Em resposta à pressão das entidades, o relator apresentou em 18 de junho um novo substitutivo, que altera pontos da proposta. Contudo, o novo relatório continua representando graves retrocessos à saúde e ao meio ambiente, ao afrouxar as limitações e controles impostos pela atual Lei de Agrotóxicos.

Renato Barreto, especialista em políticas públicas do Idec, diz que a pressão pela rejeição ao pacote permanece. “Vamos continuar fazendo muito barulho e impedindo que as votações aconteçam até que os consumidores sejam ouvidos, e o projeto, rejeitado”, afirma o especialista.

Ameaças

A próxima votação ainda não tem data marcada. O presidente da Câmara, Rodrigo Maia, comprometeu-se a não levar o projeto para avaliação enquanto não houver acordo entre os líderes partidários.

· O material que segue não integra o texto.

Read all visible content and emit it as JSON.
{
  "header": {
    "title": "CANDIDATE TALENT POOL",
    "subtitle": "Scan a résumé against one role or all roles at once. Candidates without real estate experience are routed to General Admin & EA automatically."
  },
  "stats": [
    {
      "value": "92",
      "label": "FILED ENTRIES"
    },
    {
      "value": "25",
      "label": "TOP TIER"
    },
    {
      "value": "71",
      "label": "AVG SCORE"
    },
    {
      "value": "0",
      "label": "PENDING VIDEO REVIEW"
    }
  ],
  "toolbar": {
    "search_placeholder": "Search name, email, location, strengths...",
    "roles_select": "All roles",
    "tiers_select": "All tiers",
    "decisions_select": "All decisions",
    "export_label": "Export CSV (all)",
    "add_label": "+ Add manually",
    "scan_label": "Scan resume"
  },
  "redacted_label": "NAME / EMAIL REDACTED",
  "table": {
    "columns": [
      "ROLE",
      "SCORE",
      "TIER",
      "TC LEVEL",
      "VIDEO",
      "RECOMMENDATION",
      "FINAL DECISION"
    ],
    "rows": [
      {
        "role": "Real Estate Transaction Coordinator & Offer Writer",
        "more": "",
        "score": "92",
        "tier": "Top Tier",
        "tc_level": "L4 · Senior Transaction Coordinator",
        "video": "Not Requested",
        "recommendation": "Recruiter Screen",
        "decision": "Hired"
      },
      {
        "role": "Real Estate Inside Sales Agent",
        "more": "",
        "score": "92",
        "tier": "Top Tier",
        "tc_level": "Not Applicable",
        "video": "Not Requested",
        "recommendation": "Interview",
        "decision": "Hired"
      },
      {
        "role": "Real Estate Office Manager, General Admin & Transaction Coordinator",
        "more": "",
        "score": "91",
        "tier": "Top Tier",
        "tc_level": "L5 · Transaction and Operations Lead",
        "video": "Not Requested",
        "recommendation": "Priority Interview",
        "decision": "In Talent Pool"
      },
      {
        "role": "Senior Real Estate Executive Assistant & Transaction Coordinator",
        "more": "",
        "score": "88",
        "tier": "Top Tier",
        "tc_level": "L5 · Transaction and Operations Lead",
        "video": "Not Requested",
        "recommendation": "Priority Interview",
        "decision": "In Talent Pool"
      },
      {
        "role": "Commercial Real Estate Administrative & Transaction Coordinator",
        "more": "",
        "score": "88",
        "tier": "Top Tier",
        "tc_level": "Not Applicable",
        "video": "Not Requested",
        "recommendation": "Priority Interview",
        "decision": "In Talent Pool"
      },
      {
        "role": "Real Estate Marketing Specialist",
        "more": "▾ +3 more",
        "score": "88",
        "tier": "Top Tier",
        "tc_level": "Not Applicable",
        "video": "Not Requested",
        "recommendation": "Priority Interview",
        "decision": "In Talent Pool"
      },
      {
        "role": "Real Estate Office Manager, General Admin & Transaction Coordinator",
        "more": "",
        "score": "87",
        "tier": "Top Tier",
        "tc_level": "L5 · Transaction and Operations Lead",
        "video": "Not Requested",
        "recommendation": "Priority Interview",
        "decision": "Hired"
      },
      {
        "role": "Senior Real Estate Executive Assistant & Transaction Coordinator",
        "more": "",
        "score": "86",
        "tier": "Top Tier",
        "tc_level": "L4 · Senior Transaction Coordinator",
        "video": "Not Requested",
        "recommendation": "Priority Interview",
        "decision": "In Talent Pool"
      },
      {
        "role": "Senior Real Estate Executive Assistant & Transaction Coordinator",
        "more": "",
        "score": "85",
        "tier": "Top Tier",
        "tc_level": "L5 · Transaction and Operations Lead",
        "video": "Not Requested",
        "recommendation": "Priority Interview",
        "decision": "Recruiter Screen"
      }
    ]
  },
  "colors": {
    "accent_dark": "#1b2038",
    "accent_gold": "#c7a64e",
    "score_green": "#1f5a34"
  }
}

Contudo, o especialista teme que a aproximação do período eleitoral faça com que o projeto seja colocado para votação antes mesmo de haver um acordo entre os líderes, devido a interesses políticos e econômicos da bancada ruralista - maior grupo dentro do Congresso.

O Idec é contrário ao projeto por considerar que ele possui impactos negativos para os consumidores. “Caso seja transformado em lei, a nossa alimentação será prejudicada. A proposta facilita a liberação de agrotóxicos proibidos em outros países, e tira o poder da Anvisa [Agência Nacional de Vigilância Sanitária] e do Ibama [Instituto Brasileiro do Meio Ambiente e dos Recursos Naturais Renováveis] na definição sobre a liberação desses venenos, o que causará impacto no aumento dos níveis de agrotóxicos na nossa comida e na contaminação de rios e solos”, explica Barreto.

O especialista finaliza pedindo que a população assine a campanha da plataforma #Chegadeagrotóxicos para manifestar sua rejeição ao pacote e o apoio à aprovação da Pnara (Política Nacional de Redução de Agrotóxicos). Até o momento, já foram coletadas mais de 400 mil assinaturas.